Sin embargo, la razón más contundente para cambiar nuestra mentalidad y no aceptar más la guerra como “herramienta política viable” es el siguiente dato: En la última década, dos millones de niños (muchos de ellos menores de diez años) han muerto en el mundo como resultado de los más de treinta conflictos armados que se disputan actualmente. Según la Cruz Roja Internacional, otros 12 millones han sido heridos o mutilados. Para poner estas cifras en perspectiva, son 1,4 millones de niños por año muertos o heridos en los combates que se libran alrededor del planeta.
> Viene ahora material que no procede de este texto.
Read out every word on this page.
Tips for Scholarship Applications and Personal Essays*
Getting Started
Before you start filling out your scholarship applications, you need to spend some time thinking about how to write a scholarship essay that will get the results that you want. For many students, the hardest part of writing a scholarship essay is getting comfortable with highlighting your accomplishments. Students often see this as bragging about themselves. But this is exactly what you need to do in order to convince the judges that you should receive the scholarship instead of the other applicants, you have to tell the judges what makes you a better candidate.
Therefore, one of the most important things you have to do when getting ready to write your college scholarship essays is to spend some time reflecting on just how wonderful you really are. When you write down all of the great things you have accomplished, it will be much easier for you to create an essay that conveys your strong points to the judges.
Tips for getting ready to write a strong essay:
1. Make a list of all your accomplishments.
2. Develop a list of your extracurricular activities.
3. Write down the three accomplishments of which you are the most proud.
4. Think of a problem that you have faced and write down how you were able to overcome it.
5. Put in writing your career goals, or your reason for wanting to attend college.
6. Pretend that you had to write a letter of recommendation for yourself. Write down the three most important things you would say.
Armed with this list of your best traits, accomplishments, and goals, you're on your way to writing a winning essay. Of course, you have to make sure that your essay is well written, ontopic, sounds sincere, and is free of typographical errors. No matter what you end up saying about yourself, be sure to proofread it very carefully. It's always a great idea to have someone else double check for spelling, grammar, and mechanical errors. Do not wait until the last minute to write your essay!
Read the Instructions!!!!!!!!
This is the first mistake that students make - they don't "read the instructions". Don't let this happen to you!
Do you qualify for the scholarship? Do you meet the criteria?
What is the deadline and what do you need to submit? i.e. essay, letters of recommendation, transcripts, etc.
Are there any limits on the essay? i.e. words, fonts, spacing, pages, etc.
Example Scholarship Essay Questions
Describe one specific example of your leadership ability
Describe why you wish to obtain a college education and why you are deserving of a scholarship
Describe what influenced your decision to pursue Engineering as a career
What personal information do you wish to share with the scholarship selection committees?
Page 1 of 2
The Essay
Como punto de comparación, en la década entera que se combatió en Vietnam las bajas totales entre las tropas norteamericanas sumaron 58.209 muertos y 153 mil heridos —cifras que, sin duda, empalidecen al lado de la masacre que están sufriendo a diario (unos 3.835 chicos por día muertos o heridos) los pequeños inocentes del mundo-.
A la luz de semejantes datos, debe quedar claro —para cualquier persona cuerda, al menos— que la guerra ha cambiado de maneras no solo tan específicas, sino también tan espeluznantes, que todos los hombres y mujeres de bien en el mundo hoy deberían estar, en este preciso momento, encarnando el compromiso de hacer todo lo que esté a su alcance para efectuar ese cambio de mentalidad y para instaurar, a nivel general y global, una visión de la guerra como crimen de lesa humanidad, y como procesable y punible por medio de instituciones creadas a tal fin, como la Corte Penal Internacional (CPI).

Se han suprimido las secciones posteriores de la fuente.